In 1363, Han Lin'er, the nominal sovereign of the Red Turbans, posthumously bestowed a series of exalted titles upon Zhu Shizhen, including Duke of Wu, (Note: The tiles were: Executor and Assistant Minister of the Three Offices, Senior Pillar of the State, Head of Privy Councilor for Extraordinary Affairs, Right Chancellor of the Central Secretariat, Grand Commandant, and Duke of Wu.) and honored Lady Chen as duchess. After founding the Ming dynasty and becoming the Hongwu Emperor in 1368, Zhu Yuanzhang posthumously honored his father as Emperor Chun with the temple name Renzu, while Lady Chen was honored as Empress Chun. Zhu Shizhen's resting place was renamed the Mausoleum of Emperor Renzu. In 1369, the tomb was redesignated the Ying Mausoleum and, later that year, renamed the Imperial Mausoleum. The Imperial Mausoleum Guard was also established to protect it. The Emperor first ordered the construction of Zhu Shizhen's mausoleum in 1369 and renewed the project in 1375. The mausoleum was completed in 1379.

==Family==
===Issue===
Zhu Shizhen had six children of his marriage with Lady Chen (1286–1344).

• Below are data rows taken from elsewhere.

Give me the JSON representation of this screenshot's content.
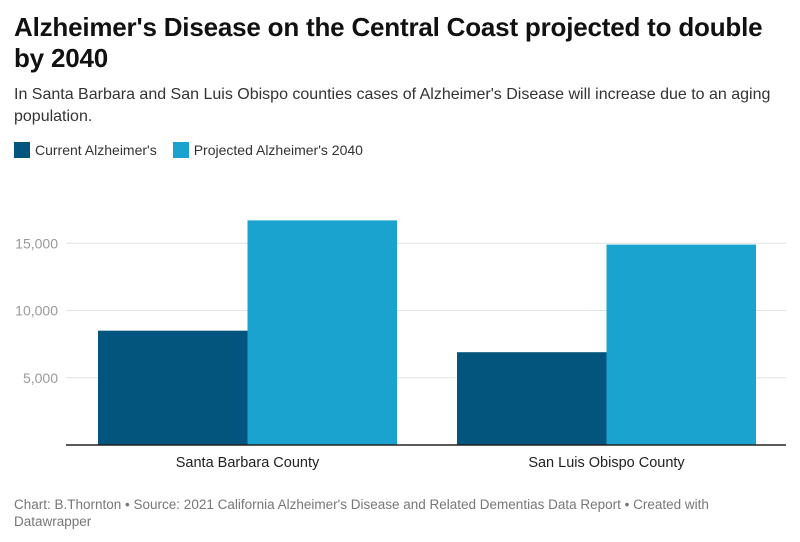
{
  "chart_data": {
    "type": "bar",
    "title": "Alzheimer's Disease on the Central Coast projected to double by 2040",
    "subtitle": "In Santa Barbara and San Luis Obispo counties cases of Alzheimer's Disease will increase due to an aging population.",
    "categories": [
      "Santa Barbara County",
      "San Luis Obispo County"
    ],
    "series": [
      {
        "name": "Current Alzheimer's",
        "color": "#03557e",
        "values": [
          8500,
          6900
        ]
      },
      {
        "name": "Projected Alzheimer's 2040",
        "color": "#1aa3cf",
        "values": [
          16700,
          14900
        ]
      }
    ],
    "y_ticks": [
      5000,
      10000,
      15000
    ],
    "y_tick_labels": [
      "5,000",
      "10,000",
      "15,000"
    ],
    "ylim": [
      0,
      18500
    ],
    "xlabel": "",
    "ylabel": "",
    "grid": true,
    "legend": "top-left"
  },
  "footer": {
    "text": "Chart: B.Thornton • Source: 2021 California Alzheimer's Disease and Related Dementias Data Report • Created with Datawrapper"
  }
}
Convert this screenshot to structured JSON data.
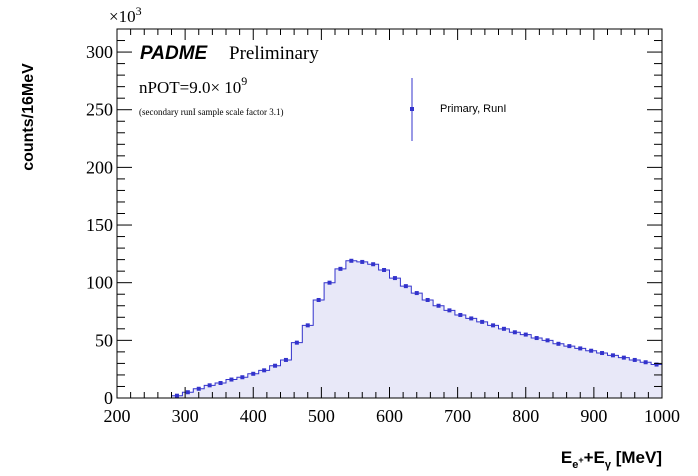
{
  "chart_data": {
    "type": "histogram",
    "title_brand": "PADME",
    "title_status": "Preliminary",
    "npot_text": "nPOT=9.0",
    "npot_times": "× 10",
    "npot_exp": "9",
    "note": "(secondary runI sample scale factor 3.1)",
    "ylabel": "counts/16MeV",
    "xlabel_main": "E",
    "xlabel_sub1": "e",
    "xlabel_sub1_sup": "+",
    "xlabel_plus": "+E",
    "xlabel_sub2": "γ",
    "xlabel_unit": " [MeV]",
    "y_multiplier_base": "×10",
    "y_multiplier_exp": "3",
    "xlim": [
      200,
      1000
    ],
    "ylim": [
      0,
      320
    ],
    "x_ticks": [
      "200",
      "300",
      "400",
      "500",
      "600",
      "700",
      "800",
      "900",
      "1000"
    ],
    "y_ticks": [
      "0",
      "50",
      "100",
      "150",
      "200",
      "250",
      "300"
    ],
    "legend": [
      "Primary, RunI"
    ],
    "bin_width": 16,
    "bin_start": 200,
    "series": [
      {
        "name": "Primary, RunI",
        "color": "#3333cc",
        "fill": "#e8e8f8",
        "values": [
          0,
          0,
          0,
          0,
          0,
          2,
          5,
          8,
          11,
          13,
          16,
          18,
          21,
          24,
          28,
          33,
          48,
          63,
          85,
          100,
          112,
          119,
          118,
          116,
          111,
          104,
          97,
          91,
          85,
          80,
          76,
          72,
          69,
          66,
          63,
          60,
          57,
          55,
          52,
          50,
          47,
          45,
          43,
          41,
          39,
          37,
          35,
          33,
          31,
          29
        ]
      }
    ]
  }
}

- Zhu Chongsi, later Zhu Xinglong, honored posthumously as Prince of Nanchang (1307–1344), first son
- Zhu Chongliu, later Zhu Xingsheng, honored posthumously as Prince of Xuyi, second son
- Zhu Chongqi, later Zhu Xingzu, honored posthumously as Prince of Linhuai, third son
- Zhu Chongba, later Zhu Xingzong, later Zhu Yuanzhang, the Hongwu Emperor (21 October 1328 – 24 June 1398), fourth son
- First daughter, honored posthumously as Grand Princess Taiyuan. Married to Wang Qiyi.
- Zhu Fonü, honored posthumously as Princess Caoguo (曹國長公主; 1317–1351), second daughter. Married to Li Zhen (1304–1379).